Il Messaggero - Mercoledì 4 Maggio 2005
«Angelo con le sue rivelazioni ha distrutto la vita di tanti»
ROMA - «Prendo atto con dolore, ma senza stupore del fatto che solo oggi ci si rende conto del vero volto di Angelo Izzo. Una persona che, in questi anni, ha in modo sadico e morboso distrutto la vita di tante persone non solo con le sue mani, ma anche con le sue parole, con le sue bizzarre ma suggestive rivelazioni, relativamente ai più disperati misteri d'Italia, a partire dalla strage di Piazza Fontana in poi». E’ lo sfogo di Luigi Ciavardini, condannato a 30 anni per la strage di Bologna, il quale ha voluto ricordare che proprio per colpa di Izzo, «dal 1986 sono imputato per concorso nell'attentato alla stazione di Bologna del 2 agosto del 1980».

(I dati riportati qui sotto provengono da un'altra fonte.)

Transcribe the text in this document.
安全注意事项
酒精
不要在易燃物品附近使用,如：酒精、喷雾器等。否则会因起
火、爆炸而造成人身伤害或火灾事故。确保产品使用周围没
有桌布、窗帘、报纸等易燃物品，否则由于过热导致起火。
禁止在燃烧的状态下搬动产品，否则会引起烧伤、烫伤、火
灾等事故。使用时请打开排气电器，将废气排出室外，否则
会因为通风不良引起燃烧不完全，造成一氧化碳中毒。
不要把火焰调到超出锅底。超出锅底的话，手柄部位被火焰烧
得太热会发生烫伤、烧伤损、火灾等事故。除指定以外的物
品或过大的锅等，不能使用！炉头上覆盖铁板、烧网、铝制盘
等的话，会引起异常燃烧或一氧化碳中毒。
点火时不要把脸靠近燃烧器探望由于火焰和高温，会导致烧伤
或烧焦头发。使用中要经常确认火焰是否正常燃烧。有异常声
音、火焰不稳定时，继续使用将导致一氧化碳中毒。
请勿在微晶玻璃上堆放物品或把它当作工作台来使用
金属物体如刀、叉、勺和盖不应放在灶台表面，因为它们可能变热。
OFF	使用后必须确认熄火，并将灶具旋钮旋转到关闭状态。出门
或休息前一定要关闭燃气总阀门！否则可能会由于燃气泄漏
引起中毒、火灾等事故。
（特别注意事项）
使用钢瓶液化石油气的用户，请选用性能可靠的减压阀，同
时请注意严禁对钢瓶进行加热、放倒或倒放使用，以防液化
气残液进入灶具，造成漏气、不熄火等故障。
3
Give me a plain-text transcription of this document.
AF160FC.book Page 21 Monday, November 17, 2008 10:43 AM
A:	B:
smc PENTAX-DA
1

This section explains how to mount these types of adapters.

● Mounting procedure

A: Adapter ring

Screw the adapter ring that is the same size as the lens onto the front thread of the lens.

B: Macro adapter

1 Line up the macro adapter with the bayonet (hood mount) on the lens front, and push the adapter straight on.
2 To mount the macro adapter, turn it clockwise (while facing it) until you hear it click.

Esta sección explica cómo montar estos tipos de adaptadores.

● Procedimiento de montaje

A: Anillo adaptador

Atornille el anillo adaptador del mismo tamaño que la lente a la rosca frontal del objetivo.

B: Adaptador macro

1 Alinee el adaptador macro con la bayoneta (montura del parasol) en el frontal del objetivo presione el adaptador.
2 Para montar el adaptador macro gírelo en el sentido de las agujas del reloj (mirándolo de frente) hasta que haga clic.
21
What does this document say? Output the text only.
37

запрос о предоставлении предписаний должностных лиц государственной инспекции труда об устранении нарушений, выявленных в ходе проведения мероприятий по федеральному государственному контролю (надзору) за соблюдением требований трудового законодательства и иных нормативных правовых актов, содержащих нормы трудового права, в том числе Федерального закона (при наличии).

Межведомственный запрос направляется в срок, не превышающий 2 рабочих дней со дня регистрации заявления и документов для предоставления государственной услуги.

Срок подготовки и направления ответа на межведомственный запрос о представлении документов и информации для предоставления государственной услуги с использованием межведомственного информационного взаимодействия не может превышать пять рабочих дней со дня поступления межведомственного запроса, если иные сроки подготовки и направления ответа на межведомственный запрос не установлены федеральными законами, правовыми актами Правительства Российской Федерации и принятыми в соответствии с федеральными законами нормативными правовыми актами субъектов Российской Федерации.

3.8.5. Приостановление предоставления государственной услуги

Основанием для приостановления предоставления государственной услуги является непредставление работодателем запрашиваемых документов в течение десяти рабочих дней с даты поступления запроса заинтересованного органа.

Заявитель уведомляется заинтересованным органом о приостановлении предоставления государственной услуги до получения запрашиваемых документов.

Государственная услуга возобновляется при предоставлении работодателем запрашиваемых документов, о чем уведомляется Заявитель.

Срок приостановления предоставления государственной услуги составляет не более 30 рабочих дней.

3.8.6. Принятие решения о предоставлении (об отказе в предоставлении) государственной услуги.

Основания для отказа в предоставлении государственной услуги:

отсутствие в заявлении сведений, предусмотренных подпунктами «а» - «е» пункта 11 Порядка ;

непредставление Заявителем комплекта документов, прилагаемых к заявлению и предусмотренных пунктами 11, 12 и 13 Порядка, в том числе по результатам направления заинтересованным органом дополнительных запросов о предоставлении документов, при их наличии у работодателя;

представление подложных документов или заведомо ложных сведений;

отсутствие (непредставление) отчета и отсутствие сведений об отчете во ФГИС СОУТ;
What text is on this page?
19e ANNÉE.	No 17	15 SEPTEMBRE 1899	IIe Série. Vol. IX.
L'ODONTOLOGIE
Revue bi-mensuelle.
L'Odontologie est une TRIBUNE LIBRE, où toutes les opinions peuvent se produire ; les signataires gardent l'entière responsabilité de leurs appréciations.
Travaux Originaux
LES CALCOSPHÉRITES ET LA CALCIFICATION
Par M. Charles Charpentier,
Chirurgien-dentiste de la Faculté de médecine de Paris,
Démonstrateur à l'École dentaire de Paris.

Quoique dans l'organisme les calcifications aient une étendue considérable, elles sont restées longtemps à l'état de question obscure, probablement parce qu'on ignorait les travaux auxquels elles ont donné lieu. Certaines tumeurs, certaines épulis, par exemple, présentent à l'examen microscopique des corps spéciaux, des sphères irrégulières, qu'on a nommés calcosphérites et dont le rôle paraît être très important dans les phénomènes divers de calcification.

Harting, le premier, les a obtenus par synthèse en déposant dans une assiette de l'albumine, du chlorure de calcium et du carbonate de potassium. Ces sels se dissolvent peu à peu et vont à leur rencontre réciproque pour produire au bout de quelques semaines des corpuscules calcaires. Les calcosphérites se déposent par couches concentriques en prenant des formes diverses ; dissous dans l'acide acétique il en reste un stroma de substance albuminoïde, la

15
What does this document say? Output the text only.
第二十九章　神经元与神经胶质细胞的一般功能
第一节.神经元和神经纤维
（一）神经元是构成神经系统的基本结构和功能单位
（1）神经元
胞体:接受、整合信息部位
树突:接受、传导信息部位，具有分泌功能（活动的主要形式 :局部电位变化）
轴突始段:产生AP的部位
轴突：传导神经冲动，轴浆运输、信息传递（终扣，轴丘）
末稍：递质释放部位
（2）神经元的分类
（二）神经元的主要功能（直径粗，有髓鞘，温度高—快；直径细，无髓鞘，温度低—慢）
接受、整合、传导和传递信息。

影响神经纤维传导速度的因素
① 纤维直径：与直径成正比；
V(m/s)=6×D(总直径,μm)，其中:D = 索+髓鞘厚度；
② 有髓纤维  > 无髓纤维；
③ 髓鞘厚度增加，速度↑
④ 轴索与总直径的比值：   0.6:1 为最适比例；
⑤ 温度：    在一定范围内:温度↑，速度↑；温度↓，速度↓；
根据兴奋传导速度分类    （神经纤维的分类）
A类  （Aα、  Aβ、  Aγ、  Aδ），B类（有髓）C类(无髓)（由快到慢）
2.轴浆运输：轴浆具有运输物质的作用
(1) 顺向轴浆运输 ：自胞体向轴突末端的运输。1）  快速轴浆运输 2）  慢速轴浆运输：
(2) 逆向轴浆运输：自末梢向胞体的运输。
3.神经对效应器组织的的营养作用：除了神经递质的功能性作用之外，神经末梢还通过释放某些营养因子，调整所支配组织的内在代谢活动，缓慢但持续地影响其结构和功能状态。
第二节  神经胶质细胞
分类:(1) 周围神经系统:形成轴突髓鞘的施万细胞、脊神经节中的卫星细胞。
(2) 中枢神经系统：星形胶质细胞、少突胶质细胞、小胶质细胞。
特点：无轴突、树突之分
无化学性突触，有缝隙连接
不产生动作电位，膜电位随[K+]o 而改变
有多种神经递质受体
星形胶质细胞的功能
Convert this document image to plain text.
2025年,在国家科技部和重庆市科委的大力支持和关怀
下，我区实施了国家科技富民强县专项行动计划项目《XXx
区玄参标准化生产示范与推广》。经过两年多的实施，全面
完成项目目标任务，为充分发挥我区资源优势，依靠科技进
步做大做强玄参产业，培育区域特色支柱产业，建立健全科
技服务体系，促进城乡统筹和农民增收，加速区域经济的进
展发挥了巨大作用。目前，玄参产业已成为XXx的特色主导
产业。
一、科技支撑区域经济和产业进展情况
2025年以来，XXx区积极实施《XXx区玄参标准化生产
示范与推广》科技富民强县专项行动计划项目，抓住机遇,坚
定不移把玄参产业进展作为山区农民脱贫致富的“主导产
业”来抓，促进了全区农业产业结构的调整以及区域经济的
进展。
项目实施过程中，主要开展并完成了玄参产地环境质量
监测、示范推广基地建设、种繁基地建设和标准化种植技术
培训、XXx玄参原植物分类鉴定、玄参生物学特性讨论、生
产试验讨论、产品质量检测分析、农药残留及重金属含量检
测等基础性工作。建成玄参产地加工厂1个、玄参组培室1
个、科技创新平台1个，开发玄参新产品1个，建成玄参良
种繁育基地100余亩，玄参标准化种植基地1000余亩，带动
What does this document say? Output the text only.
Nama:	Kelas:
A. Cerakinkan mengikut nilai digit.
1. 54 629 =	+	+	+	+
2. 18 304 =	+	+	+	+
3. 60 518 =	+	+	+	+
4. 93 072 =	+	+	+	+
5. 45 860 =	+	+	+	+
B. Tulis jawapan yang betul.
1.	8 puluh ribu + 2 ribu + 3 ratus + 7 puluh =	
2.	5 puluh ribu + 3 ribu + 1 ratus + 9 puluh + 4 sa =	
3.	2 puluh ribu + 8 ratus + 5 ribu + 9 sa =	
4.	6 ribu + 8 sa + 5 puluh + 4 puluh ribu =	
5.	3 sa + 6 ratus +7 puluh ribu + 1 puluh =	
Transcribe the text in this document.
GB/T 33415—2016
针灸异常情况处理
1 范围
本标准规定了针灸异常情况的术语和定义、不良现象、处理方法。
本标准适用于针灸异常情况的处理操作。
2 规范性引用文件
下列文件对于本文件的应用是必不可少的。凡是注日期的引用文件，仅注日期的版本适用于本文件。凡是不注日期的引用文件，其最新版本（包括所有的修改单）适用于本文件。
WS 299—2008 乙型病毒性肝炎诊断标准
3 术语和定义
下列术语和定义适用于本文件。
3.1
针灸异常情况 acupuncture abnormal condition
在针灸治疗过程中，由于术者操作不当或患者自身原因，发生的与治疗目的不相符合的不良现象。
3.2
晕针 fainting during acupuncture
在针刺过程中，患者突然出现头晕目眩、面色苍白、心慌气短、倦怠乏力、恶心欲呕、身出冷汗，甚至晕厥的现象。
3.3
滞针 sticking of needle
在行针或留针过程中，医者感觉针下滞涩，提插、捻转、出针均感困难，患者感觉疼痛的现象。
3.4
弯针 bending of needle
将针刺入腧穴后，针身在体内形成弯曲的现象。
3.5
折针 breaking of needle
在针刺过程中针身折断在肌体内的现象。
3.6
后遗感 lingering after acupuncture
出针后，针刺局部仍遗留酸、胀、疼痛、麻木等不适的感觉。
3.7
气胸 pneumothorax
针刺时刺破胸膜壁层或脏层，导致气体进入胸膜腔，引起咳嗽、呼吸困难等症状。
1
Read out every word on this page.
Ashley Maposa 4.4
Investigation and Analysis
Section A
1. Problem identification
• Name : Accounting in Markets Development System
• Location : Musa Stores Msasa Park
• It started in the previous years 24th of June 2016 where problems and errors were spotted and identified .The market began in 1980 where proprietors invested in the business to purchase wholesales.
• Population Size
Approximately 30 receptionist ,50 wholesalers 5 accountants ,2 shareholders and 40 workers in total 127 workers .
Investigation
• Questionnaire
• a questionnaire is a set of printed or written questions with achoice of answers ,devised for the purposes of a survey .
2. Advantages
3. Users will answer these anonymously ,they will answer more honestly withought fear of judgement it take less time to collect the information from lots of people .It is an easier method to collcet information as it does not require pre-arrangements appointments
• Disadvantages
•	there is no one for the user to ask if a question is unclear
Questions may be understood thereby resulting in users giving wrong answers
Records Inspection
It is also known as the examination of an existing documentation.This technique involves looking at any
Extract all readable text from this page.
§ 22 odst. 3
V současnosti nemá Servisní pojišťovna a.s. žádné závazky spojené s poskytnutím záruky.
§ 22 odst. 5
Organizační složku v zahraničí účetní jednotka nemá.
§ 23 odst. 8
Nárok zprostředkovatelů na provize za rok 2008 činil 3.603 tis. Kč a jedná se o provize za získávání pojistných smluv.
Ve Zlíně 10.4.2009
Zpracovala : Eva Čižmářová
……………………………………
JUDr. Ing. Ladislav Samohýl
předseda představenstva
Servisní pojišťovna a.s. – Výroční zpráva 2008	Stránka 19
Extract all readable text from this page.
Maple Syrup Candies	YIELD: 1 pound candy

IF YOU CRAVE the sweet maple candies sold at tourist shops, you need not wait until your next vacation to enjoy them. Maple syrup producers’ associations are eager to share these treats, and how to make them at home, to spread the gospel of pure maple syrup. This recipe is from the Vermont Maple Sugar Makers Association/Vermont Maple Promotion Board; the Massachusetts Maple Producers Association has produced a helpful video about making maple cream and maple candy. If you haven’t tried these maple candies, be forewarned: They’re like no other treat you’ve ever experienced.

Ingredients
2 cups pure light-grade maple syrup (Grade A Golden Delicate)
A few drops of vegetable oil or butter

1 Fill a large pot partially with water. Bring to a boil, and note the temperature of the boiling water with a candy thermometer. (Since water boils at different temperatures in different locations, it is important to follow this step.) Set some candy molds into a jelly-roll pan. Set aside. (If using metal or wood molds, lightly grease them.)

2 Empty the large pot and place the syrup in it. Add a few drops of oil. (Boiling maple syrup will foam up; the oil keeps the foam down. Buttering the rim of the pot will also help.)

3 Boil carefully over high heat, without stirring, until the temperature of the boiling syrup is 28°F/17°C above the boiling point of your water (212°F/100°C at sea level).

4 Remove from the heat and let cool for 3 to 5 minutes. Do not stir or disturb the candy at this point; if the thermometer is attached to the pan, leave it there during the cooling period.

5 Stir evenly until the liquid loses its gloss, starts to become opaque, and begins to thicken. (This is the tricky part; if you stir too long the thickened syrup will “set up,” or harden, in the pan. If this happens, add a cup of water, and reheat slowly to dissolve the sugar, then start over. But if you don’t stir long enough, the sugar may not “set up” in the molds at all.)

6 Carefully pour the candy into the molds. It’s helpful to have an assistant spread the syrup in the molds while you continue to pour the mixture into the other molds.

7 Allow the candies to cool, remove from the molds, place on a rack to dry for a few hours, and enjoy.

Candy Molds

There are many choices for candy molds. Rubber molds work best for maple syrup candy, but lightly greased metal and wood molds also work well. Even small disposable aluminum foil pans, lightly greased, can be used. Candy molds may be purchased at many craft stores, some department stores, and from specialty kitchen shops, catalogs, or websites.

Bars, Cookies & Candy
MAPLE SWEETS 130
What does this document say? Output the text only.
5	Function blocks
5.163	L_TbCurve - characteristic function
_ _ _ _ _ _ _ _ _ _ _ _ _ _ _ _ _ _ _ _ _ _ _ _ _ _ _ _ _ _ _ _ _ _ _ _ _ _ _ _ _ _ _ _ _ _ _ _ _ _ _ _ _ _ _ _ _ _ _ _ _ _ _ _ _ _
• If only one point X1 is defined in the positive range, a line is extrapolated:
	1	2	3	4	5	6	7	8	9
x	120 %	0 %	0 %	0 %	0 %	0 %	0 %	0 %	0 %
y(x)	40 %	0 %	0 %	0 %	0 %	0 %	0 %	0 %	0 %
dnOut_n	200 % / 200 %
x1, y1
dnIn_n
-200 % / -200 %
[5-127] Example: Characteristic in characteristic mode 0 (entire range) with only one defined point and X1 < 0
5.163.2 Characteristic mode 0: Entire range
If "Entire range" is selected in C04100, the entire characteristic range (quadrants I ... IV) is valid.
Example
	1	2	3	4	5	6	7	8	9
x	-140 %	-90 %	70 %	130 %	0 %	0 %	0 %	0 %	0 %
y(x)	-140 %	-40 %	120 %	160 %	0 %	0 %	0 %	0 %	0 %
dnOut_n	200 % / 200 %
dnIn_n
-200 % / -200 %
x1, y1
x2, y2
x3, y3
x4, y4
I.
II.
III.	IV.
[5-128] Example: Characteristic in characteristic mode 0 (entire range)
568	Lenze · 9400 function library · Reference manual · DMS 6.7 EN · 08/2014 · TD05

«Izzo chi era? Un mistero, una domanda difficile, una persona che lo Stato ha arrestato e che dei sociologi e giornalisti frettolosi si sono sbrigati a etichettare». Così Valerio Fioravanti ha descritto Angelo Izzo ieri ai microfoni di Radio Cuore Tricolore intervistato dal vicepresidente del Consiglio comunale di Roma Fabio Sabbatani Schiuma (An). «Izzo è persona sufficientemente intelligente da capire che quella che sembrava una accusa grave, e cioè essere fascista, poteva col tempo, se adeguatamente gestita, essere la chiave per uscire dal carcere», ha detto Fioravanti.